The most important factor throughout the audio evolution – from AM to FM to streaming to satellite and now to podcasting – is establishing a relationship between the host and the listener. There is something about audio that is very different from TV with pictures, pages in a magazine or images on a computer screen.

There’s an intimacy with the consumer that is both elusive and essential.

To that end, we are focusing on three tentpoles in our lineup of original podcasts (that is, outside of the migrated radio shows, which, because of people’s work schedules, remain a robust segment for our on-demand business, led by The Dan LeBatard Show).

They are sports passions (NFL and college football with a variety of shows, NBA, MLB and fantasy sports led by Matthew Berry), storytelling and personality-based shows with hosts who break through the clutter.

In January, Sports? With Katie Nolan debuted, with Right Time with Bomani Jones in the works. They join Jalen and Jacoby as vehicles to reach new audiences.

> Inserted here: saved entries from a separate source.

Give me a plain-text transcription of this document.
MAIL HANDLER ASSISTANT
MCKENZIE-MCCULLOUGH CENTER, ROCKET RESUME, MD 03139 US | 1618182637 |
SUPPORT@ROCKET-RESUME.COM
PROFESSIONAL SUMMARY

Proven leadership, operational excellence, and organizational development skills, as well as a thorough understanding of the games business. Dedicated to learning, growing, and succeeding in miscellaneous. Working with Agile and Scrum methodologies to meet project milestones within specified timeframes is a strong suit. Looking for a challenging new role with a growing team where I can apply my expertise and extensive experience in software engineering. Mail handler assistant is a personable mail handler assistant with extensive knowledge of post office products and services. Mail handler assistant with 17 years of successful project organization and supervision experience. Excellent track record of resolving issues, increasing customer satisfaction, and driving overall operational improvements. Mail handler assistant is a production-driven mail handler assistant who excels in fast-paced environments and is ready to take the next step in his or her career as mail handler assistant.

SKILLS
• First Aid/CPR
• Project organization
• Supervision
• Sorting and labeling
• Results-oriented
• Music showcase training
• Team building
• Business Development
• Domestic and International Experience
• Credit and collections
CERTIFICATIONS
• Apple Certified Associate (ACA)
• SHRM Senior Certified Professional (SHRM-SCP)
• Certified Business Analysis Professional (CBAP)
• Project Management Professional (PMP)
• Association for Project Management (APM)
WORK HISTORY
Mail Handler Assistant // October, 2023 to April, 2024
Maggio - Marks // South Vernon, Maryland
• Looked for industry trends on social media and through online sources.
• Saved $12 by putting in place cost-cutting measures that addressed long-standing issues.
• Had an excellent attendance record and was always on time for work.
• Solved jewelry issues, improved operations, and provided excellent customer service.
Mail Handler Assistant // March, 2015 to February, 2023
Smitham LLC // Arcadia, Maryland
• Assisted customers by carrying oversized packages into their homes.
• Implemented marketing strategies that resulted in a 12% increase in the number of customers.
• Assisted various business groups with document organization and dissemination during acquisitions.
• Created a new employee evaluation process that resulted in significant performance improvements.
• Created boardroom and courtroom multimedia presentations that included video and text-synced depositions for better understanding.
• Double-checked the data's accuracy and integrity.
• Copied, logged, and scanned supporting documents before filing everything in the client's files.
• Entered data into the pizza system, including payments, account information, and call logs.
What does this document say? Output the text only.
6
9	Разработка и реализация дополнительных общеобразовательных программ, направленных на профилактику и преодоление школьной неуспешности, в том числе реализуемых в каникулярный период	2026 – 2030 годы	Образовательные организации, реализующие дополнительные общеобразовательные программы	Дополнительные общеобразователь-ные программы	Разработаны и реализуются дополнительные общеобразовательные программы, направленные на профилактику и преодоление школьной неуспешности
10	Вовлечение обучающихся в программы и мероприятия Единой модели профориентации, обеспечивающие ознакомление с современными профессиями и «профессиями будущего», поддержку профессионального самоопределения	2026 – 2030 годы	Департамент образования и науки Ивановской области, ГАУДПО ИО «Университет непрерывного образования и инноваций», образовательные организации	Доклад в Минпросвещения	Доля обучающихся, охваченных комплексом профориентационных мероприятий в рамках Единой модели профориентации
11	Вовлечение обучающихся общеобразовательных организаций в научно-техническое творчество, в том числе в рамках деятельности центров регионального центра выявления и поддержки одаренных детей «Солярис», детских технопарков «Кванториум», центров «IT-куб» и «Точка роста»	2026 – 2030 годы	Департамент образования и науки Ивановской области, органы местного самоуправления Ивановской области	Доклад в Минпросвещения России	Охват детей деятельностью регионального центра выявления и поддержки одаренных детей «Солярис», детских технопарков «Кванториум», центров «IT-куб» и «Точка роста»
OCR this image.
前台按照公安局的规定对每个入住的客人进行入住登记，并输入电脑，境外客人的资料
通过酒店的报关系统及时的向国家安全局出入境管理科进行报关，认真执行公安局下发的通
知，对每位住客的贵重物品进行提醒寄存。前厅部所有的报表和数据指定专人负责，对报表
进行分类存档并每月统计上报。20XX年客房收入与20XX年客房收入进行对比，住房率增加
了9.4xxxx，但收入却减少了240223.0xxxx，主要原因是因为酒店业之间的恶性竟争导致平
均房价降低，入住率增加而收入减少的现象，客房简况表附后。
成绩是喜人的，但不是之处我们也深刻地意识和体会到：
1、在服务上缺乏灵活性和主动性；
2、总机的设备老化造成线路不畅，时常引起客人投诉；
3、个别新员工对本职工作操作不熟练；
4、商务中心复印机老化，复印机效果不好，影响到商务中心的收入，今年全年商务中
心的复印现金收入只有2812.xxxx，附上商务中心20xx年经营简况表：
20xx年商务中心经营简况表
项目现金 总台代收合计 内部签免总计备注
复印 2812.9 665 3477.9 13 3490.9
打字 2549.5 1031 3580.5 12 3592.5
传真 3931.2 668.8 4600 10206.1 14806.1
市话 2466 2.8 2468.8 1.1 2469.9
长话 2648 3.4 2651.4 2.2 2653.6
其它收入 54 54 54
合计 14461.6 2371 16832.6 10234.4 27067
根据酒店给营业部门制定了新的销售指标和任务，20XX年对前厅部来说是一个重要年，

To get there, we pared our lineup – once numbering in triple digits – to about 35, focusing on the most popular offerings (NFL, MLB and NBA) and other niche topics where we can “own” the category. It’s a “less is more” strategy, where we can better produce and promote a smaller lineup. After all, to make it in this world, you need scale.

In that way, the progression mirrors what happened to the ESPN programming lineup over the years. Once home to “something for everyone,” now the focus is on the major professional and college sports of most interest to the largest group of fans.

We don’t care where, we simply want to be in people’s ears!

With revenues rising, sports included, and, as ESPN accomplishes in other media, to best be part of that we want to “own” the spaces we’re in. We’re relying on old lessons from radio and TV to make it work, but with a new delivery system.

Also, of course, like in any business, you need a strong leader to drive success, and that’s what we have in Vice President, Digital Strategy and Marketing, Tom Ricks.

In the end – as in so many ways in life today – the consumer is in charge. Podcasting recognizes that with portability of time and place.

We don’t care where, we simply want to be in people’s ears!